• Приглашаем посетить наш сайт
    Майков (maykov.lit-info.ru)
  • С того берега.
    VIII. Донозо Кортес, маркиз Вальдегамас, и Юлиан, император римский

    VIII

    ДОНОЗО КОРТЕС, МАРКИЗ ВАЛЬДЕГАМАС, И ЮЛИАН, ИМПЕРАТОР РИМСКИЙ

    У консерваторов есть глаза, только они не видят. Больше скептики, нежели апостол Фома, они трогают пальцем рану и не верят ей.

    "Вот,-- говорят они сами,-- страшные успехи общественной гангрены, вот дух отрицания, веющий разложением, вот демон революции, потрясающий последние основы векового здания государственного... вы видите, мир наш разрушается, гибнет, увлекая с собой образование, учреждения, все выработанное им... смотрите, одна нога его уже в могиле".

    И заключают потом: "Удвоимте же силу правительства войском, возвратимте людей к верованиям, которых у них нет, дело идет о спасении целого мира".

    Спасать мир -- воспоминаниями, насилием! Мир спасается "благою вестью", а не подогретой религией; он спасается словом, носящим в себе зародыш нового мира, а не воскресением из мертвых старого.

    Упрямство, что ли, это с их стороны, недостаток понимания, или страх перед мрачным будущим смущает их до того, что они видят только то, что гибнет, привязаны только к прошедшему, опираются только на развалины или на стены, готовые рухнуться? Какой хаос, какой недостаток последовательности в понятиях современного человека!

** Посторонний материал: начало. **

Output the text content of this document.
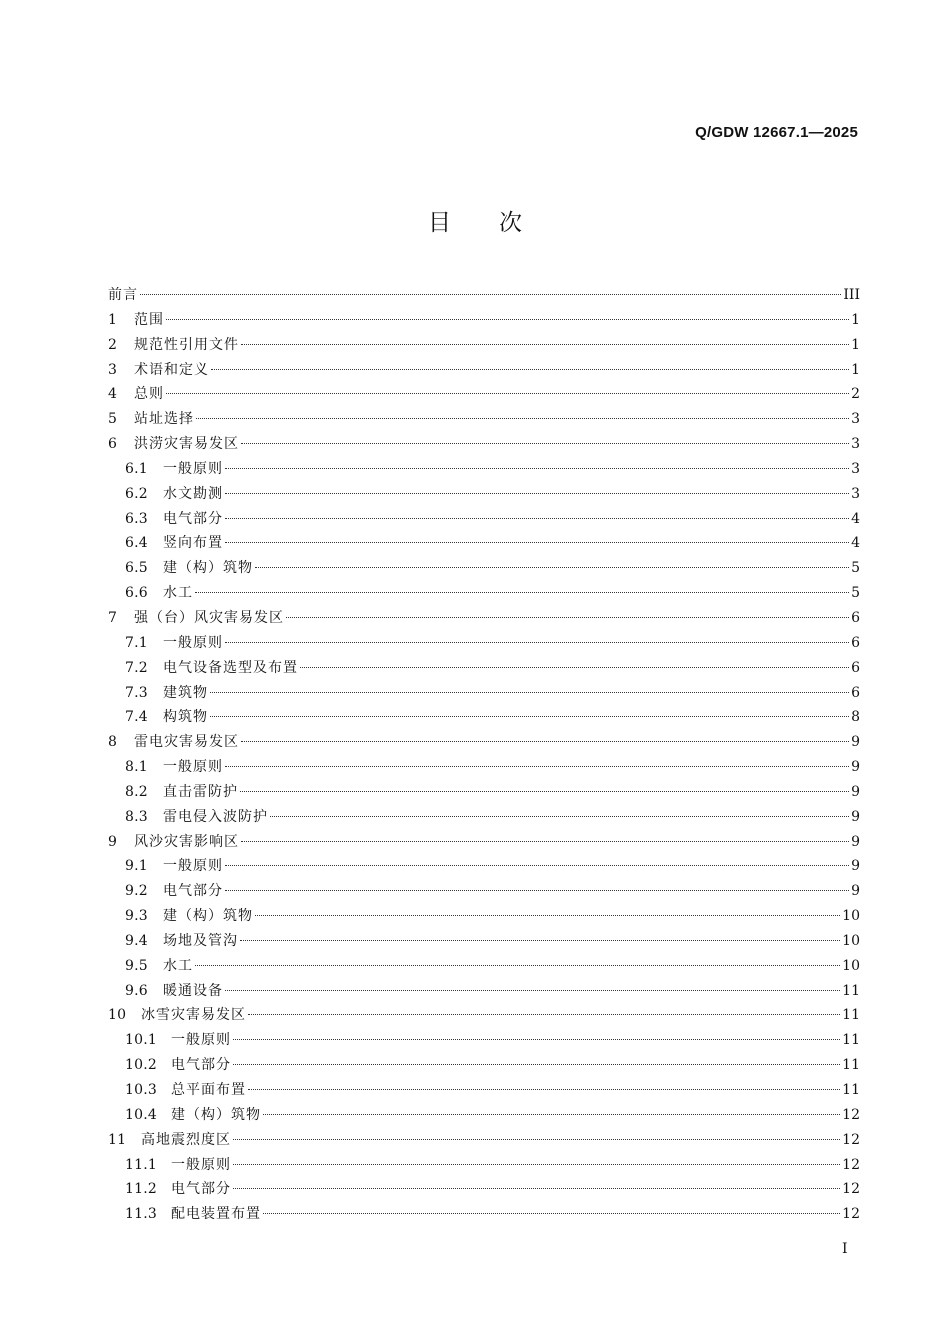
Q/GDW 12667.1—2025
目次
前言	III
1	范围	1
2	规范性引用文件	1
3	术语和定义	1
4	总则	2
5	站址选择	3
6	洪涝灾害易发区	3
6.1	一般原则	3
6.2	水文勘测	3
6.3	电气部分	4
6.4	竖向布置	4
6.5	建（构）筑物	5
6.6	水工	5
7	强（台）风灾害易发区	6
7.1	一般原则	6
7.2	电气设备选型及布置	6
7.3	建筑物	6
7.4	构筑物	8
8	雷电灾害易发区	9
8.1	一般原则	9
8.2	直击雷防护	9
8.3	雷电侵入波防护	9
9	风沙灾害影响区	9
9.1	一般原则	9
9.2	电气部分	9
9.3	建（构）筑物	10
9.4	场地及管沟	10
9.5	水工	10
9.6	暖通设备	11
10	冰雪灾害易发区	11
10.1	一般原则	11
10.2	电气部分	11
10.3	总平面布置	11
10.4	建（构）筑物	12
11	高地震烈度区	12
11.1	一般原则	12
11.2	电气部分	12
11.3	配电装置布置	12
I
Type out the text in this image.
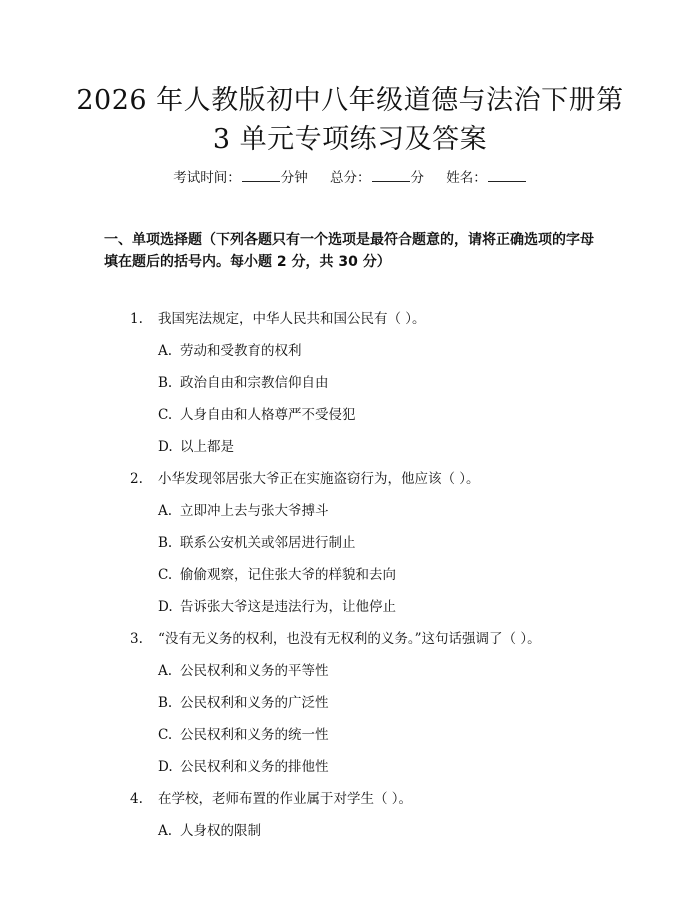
2026 年人教版初中八年级道德与法治下册第
3 单元专项练习及答案
考试时间：	分钟 总分：	分 姓名：
一、单项选择题（下列各题只有一个选项是最符合题意的，请将正确选项的字母
填在题后的括号内。每小题 2 分，共 30 分）
1. 我国宪法规定，中华人民共和国公民有（ ）。
A. 劳动和受教育的权利
B. 政治自由和宗教信仰自由
C. 人身自由和人格尊严不受侵犯
D. 以上都是
2. 小华发现邻居张大爷正在实施盗窃行为，他应该（ ）。
A. 立即冲上去与张大爷搏斗
B. 联系公安机关或邻居进行制止
C. 偷偷观察，记住张大爷的样貌和去向
D. 告诉张大爷这是违法行为，让他停止
3. “没有无义务的权利，也没有无权利的义务。”这句话强调了（ ）。
A. 公民权利和义务的平等性
B. 公民权利和义务的广泛性
C. 公民权利和义务的统一性
D. 公民权利和义务的排他性
4. 在学校，老师布置的作业属于对学生（ ）。
A. 人身权的限制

    По крайней мере в прошедшем было какое-нибудь единство, безумие было эпидемическое, и его мало замечали, весь свет был в заблуждении, были общие данные, большей частию нелепые, но принятые всеми. В наше время совсем не так; предрассудки римского мира рядом с предрассудками средних веков, евангелие и политическая экономия, Лойола и Вольтер, идеализм на словах, материализм на деле; отвлеченная риторическая нравственность и поведение, прямо противуположное ей. Эта разнородная масса понятий обживается в нашем уме без порядка. Достигнув совершеннолетия, мы слишком заняты, слишком ленивы, а может, и слишком трусы, чтоб подвергнуть строгому суду наши нравственные заповеди,-- так дело и остается в сумерках.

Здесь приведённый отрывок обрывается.